Dengan wajah memelas si Kijang betina berkata, " Jika kau masak suamiku, masak juga diriku ", kagetlah si pemburu mendengar seekor Kijang bisa bicara. Dengan gugup ia lalu menjawab, " Aku hanya ingin makan satu ekor, aku tidak butuh banyak daging ", ucapnya sambil gemetar ketakutan. Baru kali itu ia mengalami kejadian seperti yang ia alami.
" Jika demikian, lepaskan ia dan makanlah aku sebagai gantinya ". Semakin ketakutan si pemburu mendapati permintaan si Kijang betina. Ia tak sanggup berpikir. Yang ada hanya ketakutan. Sementara itu Kijang jantan yang sedari tadi diam, mulai ikut berkata. " Pak tua, jika memang engkau hanya butuh satu ekor, biarlah aku yang engkau potong, lepaskan istriku. Karena dia sedang mengandung anak pertamaku ".
Mendengar Kijang yang ada di kurungannya juga mampu berbicara bahasa manusia, lemaslah lutut pemburu tua itu. Kemudian, datanglah istri si pemburu. Betapa kagetnya ia mendapati suaminya tersungkur di tanah, sedang di sampingnya ada dua ekor Kijang Kencana.
" Ada apa suamiku ", sambil menggolek - golekkan tubuh suaminya. Selang berapa lama, barulah si Pemburu terbangun dari pingsannya. Sambil setengah teriak dia meminta istrinya untuk melepaskan kedua buruannya itu.
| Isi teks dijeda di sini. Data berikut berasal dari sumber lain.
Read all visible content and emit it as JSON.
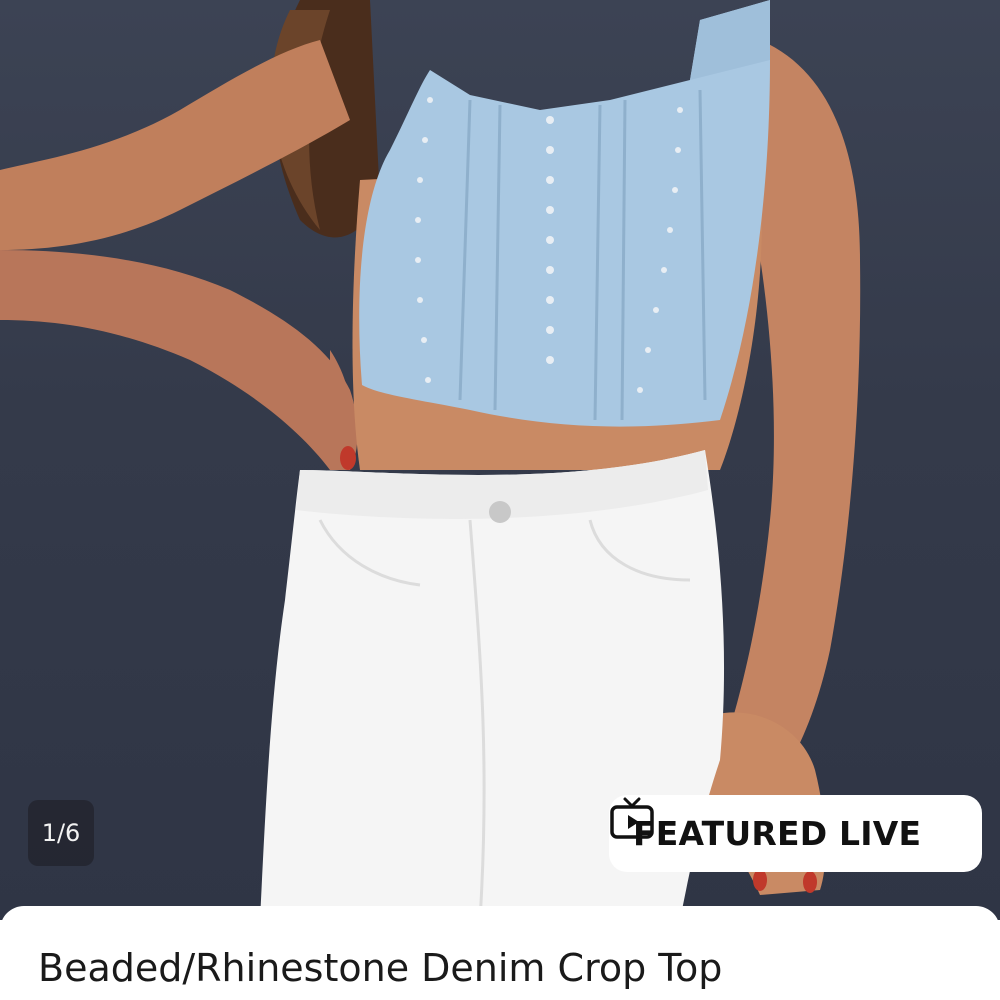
{
  "gallery": {
    "image_alt": "Woman wearing a light-wash beaded denim crop top with white high-waisted jeans",
    "counter": "1/6"
  },
  "badge": {
    "label": "FEATURED LIVE",
    "icon": "tv-play-icon"
  },
  "product": {
    "title": "Beaded/Rhinestone Denim Crop Top"
  },
  "colors": {
    "backdrop": "#343a4a",
    "denim": "#a9c8e2",
    "jeans": "#f5f5f5",
    "skin": "#c98a64"
  }
}
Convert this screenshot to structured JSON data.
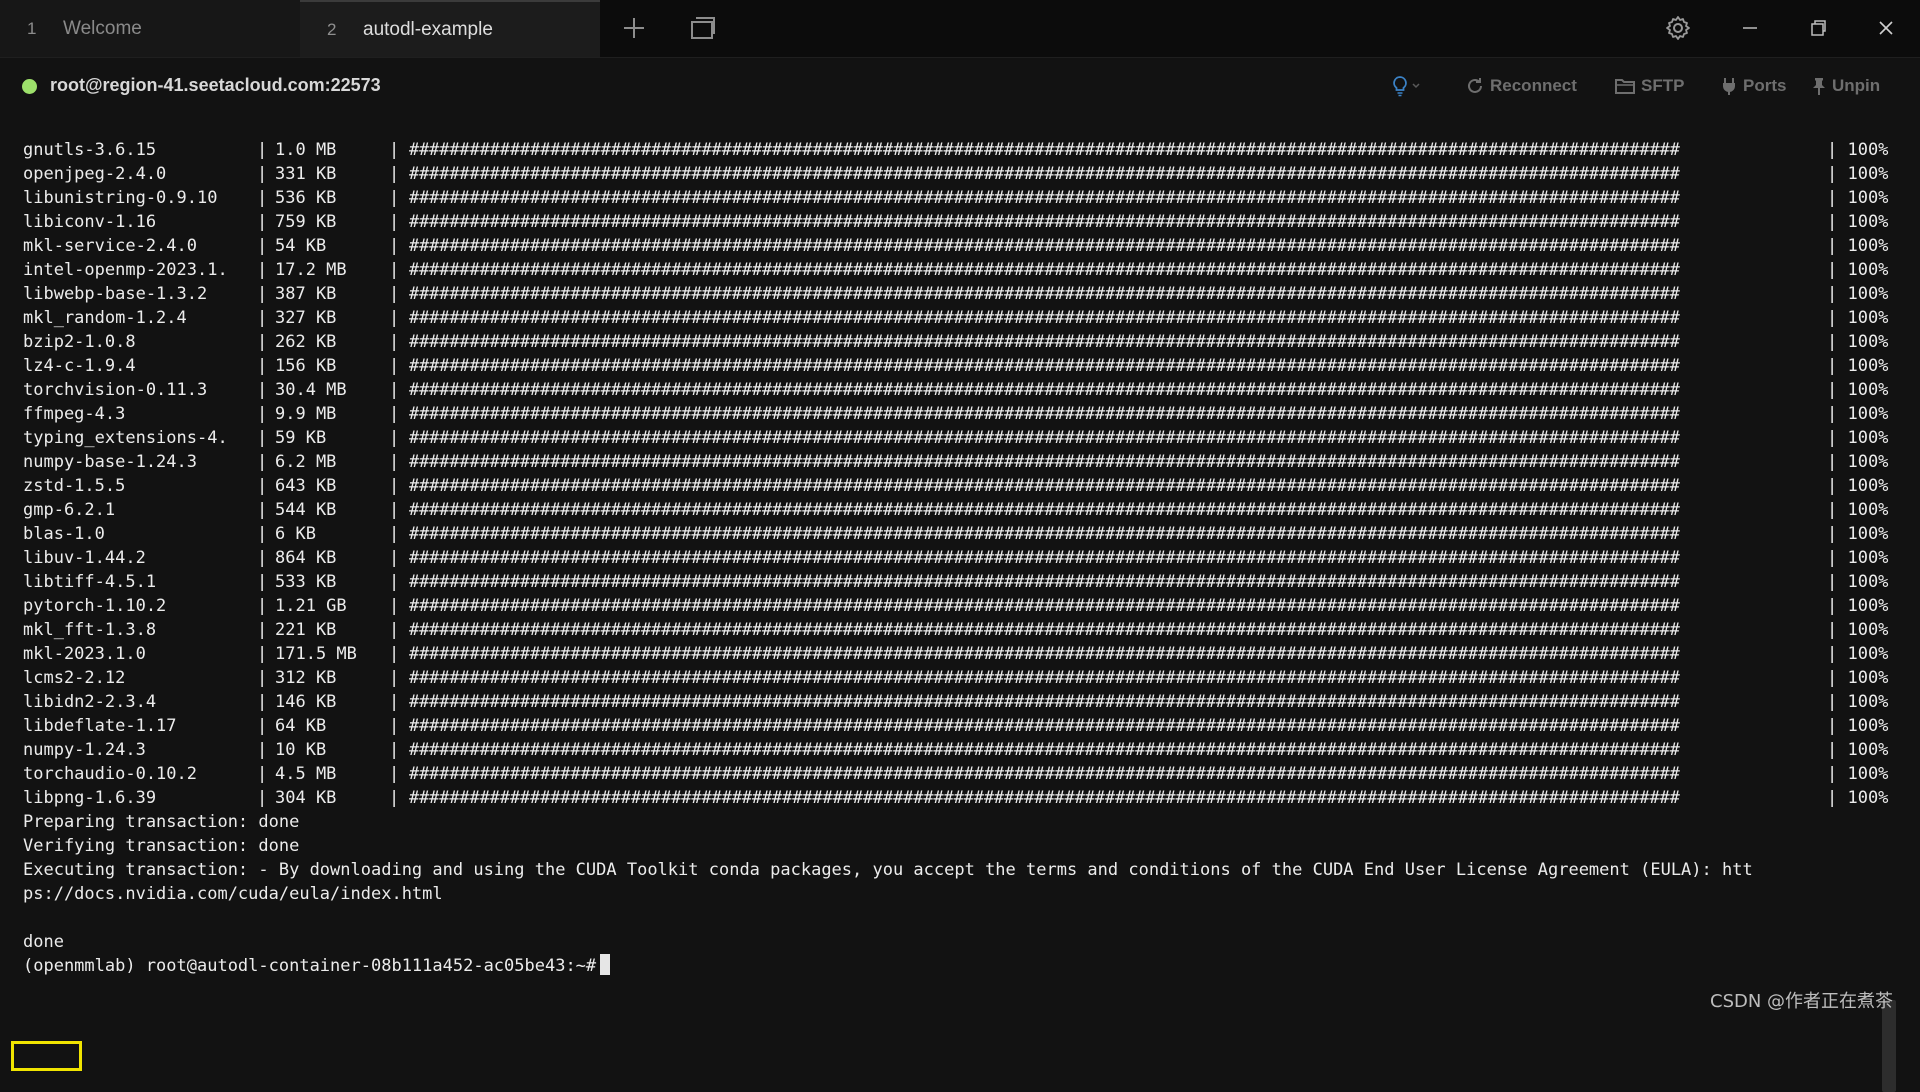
{
  "tabs": [
    {
      "num": "1",
      "label": "Welcome"
    },
    {
      "num": "2",
      "label": "autodl-example"
    }
  ],
  "session": {
    "host": "root@region-41.seetacloud.com:22573",
    "status_color": "#9de06b",
    "actions": {
      "reconnect": "Reconnect",
      "sftp": "SFTP",
      "ports": "Ports",
      "unpin": "Unpin"
    }
  },
  "packages": [
    {
      "name": "gnutls-3.6.15",
      "size": "1.0 MB",
      "pct": "100%"
    },
    {
      "name": "openjpeg-2.4.0",
      "size": "331 KB",
      "pct": "100%"
    },
    {
      "name": "libunistring-0.9.10",
      "size": "536 KB",
      "pct": "100%"
    },
    {
      "name": "libiconv-1.16",
      "size": "759 KB",
      "pct": "100%"
    },
    {
      "name": "mkl-service-2.4.0",
      "size": "54 KB",
      "pct": "100%"
    },
    {
      "name": "intel-openmp-2023.1.",
      "size": "17.2 MB",
      "pct": "100%"
    },
    {
      "name": "libwebp-base-1.3.2",
      "size": "387 KB",
      "pct": "100%"
    },
    {
      "name": "mkl_random-1.2.4",
      "size": "327 KB",
      "pct": "100%"
    },
    {
      "name": "bzip2-1.0.8",
      "size": "262 KB",
      "pct": "100%"
    },
    {
      "name": "lz4-c-1.9.4",
      "size": "156 KB",
      "pct": "100%"
    },
    {
      "name": "torchvision-0.11.3",
      "size": "30.4 MB",
      "pct": "100%"
    },
    {
      "name": "ffmpeg-4.3",
      "size": "9.9 MB",
      "pct": "100%"
    },
    {
      "name": "typing_extensions-4.",
      "size": "59 KB",
      "pct": "100%"
    },
    {
      "name": "numpy-base-1.24.3",
      "size": "6.2 MB",
      "pct": "100%"
    },
    {
      "name": "zstd-1.5.5",
      "size": "643 KB",
      "pct": "100%"
    },
    {
      "name": "gmp-6.2.1",
      "size": "544 KB",
      "pct": "100%"
    },
    {
      "name": "blas-1.0",
      "size": "6 KB",
      "pct": "100%"
    },
    {
      "name": "libuv-1.44.2",
      "size": "864 KB",
      "pct": "100%"
    },
    {
      "name": "libtiff-4.5.1",
      "size": "533 KB",
      "pct": "100%"
    },
    {
      "name": "pytorch-1.10.2",
      "size": "1.21 GB",
      "pct": "100%"
    },
    {
      "name": "mkl_fft-1.3.8",
      "size": "221 KB",
      "pct": "100%"
    },
    {
      "name": "mkl-2023.1.0",
      "size": "171.5 MB",
      "pct": "100%"
    },
    {
      "name": "lcms2-2.12",
      "size": "312 KB",
      "pct": "100%"
    },
    {
      "name": "libidn2-2.3.4",
      "size": "146 KB",
      "pct": "100%"
    },
    {
      "name": "libdeflate-1.17",
      "size": "64 KB",
      "pct": "100%"
    },
    {
      "name": "numpy-1.24.3",
      "size": "10 KB",
      "pct": "100%"
    },
    {
      "name": "torchaudio-0.10.2",
      "size": "4.5 MB",
      "pct": "100%"
    },
    {
      "name": "libpng-1.6.39",
      "size": "304 KB",
      "pct": "100%"
    }
  ],
  "progress_bar_text": "##############################################################################################################################",
  "terminal_lines": [
    "Preparing transaction: done",
    "Verifying transaction: done",
    "Executing transaction: - By downloading and using the CUDA Toolkit conda packages, you accept the terms and conditions of the CUDA End User License Agreement (EULA): htt",
    "ps://docs.nvidia.com/cuda/eula/index.html",
    "",
    "done"
  ],
  "prompt": "(openmmlab) root@autodl-container-08b111a452-ac05be43:~#",
  "watermark": "CSDN @作者正在煮茶",
  "highlight_color": "#f0e400"
}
Istri pak tua itu tak langsung menuruti perintah suaminya, dia bingung dengan sikap yang tidak menjadi kebiasaan suaminya itu. Sambil memohon si Pemburu meminta sekali lagi, untuk melepaskan sepasang Kijang Kencana yang sudah berhasil didapatkan. Masih sambil tak percaya ia pun menuruti kemauan suaminya.
Yang ia tahu, suaminya tidak akan menyuruhnya melepaskan kembali hasil buruannya, meskipun itu ia sendiri yang meminta. Setelah melepaskan dua ekor Kijang Kencana itu, barulah si pemburu itu bercerita, tentang apa yang baru saja ia alami.
Sang istri pemburu tak langsung mempercayai cerita suaminya itu, namun ia pernah mendengar cerita, menang konon ada sekumpulan Kijang Kencana yang bisa bicara, akan menjadi kemalangan jika ada yang mengusik Kijang istimewa itu.
Kemudian engkau menutup ceritamu, dengan satu pertanyaan, Shinta. Pertanyaan yang engkau ajukan menjadi paradoks. " Dalam cerita ku, apakah si pemburu bersalah? ". Aku terdiam, dalam fikirku, jika si pemburu tidak memasang jerat, keinginannya memberikan daging ke istrinya tidak terwujud. Namun, jika ia memaksa memotong salah satu dari Kijang Kencana itu, akan menjadi tidak adil buat pasangan lainnya yang tidak ia potong.
Terkadang hidup harus memilih, benar katamu kemudian, " Jika yang menjadi beban adalah hidup, maka janganlah hidup, karena hidup memang seperti itu. Engkau memang penuh pertimbangan Kekasihku Rahwana, karena itu aku mencintaimu, sebab pertimbangan mu dalam menjalani hidup, membuat aku selalu ada yang dimintai pertimbangan yang bijaksana ".
Kubenamkan wajahku di antara dadamu dan ku selami detakan jantungmu berirama, aku butuh engkau dan engkau butuh aku dalam mengarungi lautan hidup penuh makna ini.